The discovery – by the University of Copenhagen – is important because methane is the greenhouse gas contributing most to climate change after carbon dioxide.
It allows humanity to be be able to remove greenhouse gases from livestock housing, biogas production plants and wastewater treatment plants to help the climate.
Methane is an important greenhouse gas, responsible for around 30 per cent of the rise in global temperatures since the industrial revolution. It has a global warming potential (GWP) of 30 compared to CO2 (potential of 1) over a 100-year period, and 82.5 over a 20-year period. This means that, for example, a leak of one tonne of methane is equivalent to emitting 82.5 tonnes of carbon dioxide.
‘A large part of our methane emissions comes from millions of low-concentration point sources like cattle and pig barns,’ Matthew Stanley Johnson, the University of Copenhagen atmospheric chemistry professor who led the study, told Engineering + Technology magazine. ‘In practice, methane from these sources has been impossible to concentrate into higher levels or remove. But our new result proves that it is possible using the reaction chamber that we’ve have built.’

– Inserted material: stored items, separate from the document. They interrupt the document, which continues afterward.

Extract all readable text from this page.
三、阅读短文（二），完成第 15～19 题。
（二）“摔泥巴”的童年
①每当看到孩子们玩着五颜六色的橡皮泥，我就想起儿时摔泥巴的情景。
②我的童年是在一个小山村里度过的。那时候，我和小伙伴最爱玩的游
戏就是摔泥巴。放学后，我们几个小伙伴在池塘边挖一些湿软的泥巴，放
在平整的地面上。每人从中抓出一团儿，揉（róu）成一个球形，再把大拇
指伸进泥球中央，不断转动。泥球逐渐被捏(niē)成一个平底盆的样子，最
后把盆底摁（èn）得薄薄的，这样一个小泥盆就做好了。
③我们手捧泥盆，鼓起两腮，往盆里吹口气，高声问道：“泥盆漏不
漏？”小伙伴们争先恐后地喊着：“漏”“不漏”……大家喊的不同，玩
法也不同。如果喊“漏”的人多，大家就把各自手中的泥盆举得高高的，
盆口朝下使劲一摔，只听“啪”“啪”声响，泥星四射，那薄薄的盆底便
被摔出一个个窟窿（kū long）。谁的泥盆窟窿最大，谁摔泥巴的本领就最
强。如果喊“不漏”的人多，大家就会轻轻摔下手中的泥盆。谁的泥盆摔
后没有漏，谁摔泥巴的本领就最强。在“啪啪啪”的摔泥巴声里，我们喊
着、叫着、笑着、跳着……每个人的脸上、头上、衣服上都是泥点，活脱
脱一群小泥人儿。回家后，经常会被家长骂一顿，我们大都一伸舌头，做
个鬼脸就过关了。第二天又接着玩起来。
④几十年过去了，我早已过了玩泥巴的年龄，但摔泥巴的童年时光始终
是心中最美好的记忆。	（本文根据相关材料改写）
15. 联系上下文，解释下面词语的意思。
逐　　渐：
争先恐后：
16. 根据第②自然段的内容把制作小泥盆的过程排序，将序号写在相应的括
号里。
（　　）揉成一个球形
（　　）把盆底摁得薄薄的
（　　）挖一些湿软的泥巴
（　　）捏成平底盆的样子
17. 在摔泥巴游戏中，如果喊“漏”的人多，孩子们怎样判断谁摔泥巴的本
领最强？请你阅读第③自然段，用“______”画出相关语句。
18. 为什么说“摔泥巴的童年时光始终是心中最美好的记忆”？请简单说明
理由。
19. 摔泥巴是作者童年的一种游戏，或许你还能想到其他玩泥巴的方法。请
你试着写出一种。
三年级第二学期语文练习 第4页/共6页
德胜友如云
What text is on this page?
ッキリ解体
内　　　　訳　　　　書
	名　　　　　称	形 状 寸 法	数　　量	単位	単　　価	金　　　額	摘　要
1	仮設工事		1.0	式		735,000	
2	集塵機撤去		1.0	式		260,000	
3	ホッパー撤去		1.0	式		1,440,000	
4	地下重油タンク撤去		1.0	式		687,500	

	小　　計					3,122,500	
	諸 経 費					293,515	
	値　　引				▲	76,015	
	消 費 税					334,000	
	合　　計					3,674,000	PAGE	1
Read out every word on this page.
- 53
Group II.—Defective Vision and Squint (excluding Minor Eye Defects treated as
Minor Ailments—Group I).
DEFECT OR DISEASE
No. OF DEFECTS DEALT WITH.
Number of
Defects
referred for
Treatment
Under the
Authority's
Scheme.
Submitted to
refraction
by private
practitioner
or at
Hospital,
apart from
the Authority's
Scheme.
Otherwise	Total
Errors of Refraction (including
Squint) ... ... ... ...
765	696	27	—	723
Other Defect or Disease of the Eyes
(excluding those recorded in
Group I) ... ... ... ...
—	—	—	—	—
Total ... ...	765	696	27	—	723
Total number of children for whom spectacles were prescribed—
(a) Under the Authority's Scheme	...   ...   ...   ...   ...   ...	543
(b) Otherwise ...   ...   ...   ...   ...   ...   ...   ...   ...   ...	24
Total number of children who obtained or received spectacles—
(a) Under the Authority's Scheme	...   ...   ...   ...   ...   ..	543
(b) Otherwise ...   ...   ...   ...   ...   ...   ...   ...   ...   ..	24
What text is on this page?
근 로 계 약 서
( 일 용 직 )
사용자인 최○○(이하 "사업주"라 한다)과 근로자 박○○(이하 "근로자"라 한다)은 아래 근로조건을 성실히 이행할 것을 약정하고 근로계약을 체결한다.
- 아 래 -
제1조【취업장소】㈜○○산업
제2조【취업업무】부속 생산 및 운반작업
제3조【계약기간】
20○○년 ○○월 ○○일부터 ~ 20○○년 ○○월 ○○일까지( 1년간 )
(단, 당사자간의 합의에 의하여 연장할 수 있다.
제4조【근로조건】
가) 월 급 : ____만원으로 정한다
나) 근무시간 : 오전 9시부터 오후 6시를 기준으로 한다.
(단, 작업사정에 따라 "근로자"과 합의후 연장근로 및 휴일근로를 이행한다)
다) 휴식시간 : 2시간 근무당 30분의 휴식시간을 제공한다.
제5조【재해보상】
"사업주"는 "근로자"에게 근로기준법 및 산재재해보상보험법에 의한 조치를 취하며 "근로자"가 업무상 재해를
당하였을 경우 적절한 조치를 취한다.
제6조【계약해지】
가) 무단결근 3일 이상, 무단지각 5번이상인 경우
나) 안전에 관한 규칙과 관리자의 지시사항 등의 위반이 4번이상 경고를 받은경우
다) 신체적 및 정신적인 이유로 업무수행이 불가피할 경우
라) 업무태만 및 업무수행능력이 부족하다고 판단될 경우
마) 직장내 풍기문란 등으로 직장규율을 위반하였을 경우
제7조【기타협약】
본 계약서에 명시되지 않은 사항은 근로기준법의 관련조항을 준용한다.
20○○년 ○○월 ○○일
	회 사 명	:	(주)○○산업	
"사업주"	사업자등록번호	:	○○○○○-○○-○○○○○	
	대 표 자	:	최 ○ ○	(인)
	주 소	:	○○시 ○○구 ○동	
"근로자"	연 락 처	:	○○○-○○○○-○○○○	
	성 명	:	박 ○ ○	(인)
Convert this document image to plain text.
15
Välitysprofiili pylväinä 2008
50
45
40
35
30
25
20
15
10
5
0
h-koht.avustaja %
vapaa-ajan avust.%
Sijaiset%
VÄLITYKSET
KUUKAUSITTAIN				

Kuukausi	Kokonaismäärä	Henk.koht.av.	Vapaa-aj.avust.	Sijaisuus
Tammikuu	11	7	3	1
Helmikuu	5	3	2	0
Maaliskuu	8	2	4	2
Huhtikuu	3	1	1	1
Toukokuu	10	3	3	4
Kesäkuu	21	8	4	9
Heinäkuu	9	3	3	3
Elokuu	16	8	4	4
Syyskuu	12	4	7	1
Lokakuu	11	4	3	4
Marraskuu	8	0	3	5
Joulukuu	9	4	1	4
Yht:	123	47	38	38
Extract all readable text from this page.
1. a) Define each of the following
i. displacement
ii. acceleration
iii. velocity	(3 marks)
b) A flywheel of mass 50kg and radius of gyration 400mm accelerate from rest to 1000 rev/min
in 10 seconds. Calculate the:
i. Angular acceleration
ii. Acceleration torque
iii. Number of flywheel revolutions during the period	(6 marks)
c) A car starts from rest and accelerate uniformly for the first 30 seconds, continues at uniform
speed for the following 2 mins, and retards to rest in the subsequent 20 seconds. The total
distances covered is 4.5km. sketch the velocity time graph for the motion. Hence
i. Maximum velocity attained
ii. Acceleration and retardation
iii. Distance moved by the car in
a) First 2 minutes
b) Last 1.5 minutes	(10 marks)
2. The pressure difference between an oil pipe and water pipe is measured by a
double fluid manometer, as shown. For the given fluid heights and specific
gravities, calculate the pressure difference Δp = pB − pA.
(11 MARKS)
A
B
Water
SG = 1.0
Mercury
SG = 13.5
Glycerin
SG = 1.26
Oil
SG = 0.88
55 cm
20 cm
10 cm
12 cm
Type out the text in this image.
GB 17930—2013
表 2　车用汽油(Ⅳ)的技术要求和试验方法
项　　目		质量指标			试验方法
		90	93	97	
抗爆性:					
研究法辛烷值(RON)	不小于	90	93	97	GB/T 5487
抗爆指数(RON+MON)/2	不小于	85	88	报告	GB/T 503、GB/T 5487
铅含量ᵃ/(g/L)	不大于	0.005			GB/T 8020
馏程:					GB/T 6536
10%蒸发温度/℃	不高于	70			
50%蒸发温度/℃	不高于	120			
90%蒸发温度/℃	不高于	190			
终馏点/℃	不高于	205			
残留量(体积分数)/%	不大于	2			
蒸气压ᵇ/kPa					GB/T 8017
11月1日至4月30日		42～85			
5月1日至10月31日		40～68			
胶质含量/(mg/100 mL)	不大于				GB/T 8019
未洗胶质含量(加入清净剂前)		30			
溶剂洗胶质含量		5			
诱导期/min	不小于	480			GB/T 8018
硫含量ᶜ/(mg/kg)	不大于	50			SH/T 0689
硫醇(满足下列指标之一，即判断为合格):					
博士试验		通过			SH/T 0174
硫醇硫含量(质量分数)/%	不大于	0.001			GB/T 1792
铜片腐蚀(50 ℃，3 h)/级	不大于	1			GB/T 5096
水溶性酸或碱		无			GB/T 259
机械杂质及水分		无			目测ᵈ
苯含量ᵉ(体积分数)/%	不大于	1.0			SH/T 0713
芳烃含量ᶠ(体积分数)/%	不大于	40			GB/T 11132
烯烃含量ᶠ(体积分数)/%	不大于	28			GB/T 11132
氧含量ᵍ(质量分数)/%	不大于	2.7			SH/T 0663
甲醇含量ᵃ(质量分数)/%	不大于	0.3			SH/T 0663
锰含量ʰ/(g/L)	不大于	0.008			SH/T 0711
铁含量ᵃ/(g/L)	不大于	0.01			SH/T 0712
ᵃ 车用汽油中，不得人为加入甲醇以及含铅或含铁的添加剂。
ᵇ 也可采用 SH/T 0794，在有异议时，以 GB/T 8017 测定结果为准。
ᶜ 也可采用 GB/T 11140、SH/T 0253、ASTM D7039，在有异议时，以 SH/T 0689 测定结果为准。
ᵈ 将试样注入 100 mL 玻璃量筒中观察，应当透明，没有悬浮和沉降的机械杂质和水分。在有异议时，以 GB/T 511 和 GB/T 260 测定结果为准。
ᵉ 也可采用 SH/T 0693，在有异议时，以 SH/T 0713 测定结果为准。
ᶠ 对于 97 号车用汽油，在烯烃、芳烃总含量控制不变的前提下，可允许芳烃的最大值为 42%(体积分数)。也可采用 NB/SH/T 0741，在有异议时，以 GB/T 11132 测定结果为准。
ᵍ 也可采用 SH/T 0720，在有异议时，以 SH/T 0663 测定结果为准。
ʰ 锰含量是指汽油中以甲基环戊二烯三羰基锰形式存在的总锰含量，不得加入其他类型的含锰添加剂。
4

The team says it will create a proof-of-concept trial installation in the form of a ‘methane cleaner’ that will be connected to the ventilation system in a cattle shed to test the feasibility of installing methane removal mechanisms in agricultural applications.
Researchers believe that the lighting industry – with its experience in UV disinfection systems – is best placed to produce the commercially-available products and systems to implement methane-reduction in buildings and other areas where the gas is produced.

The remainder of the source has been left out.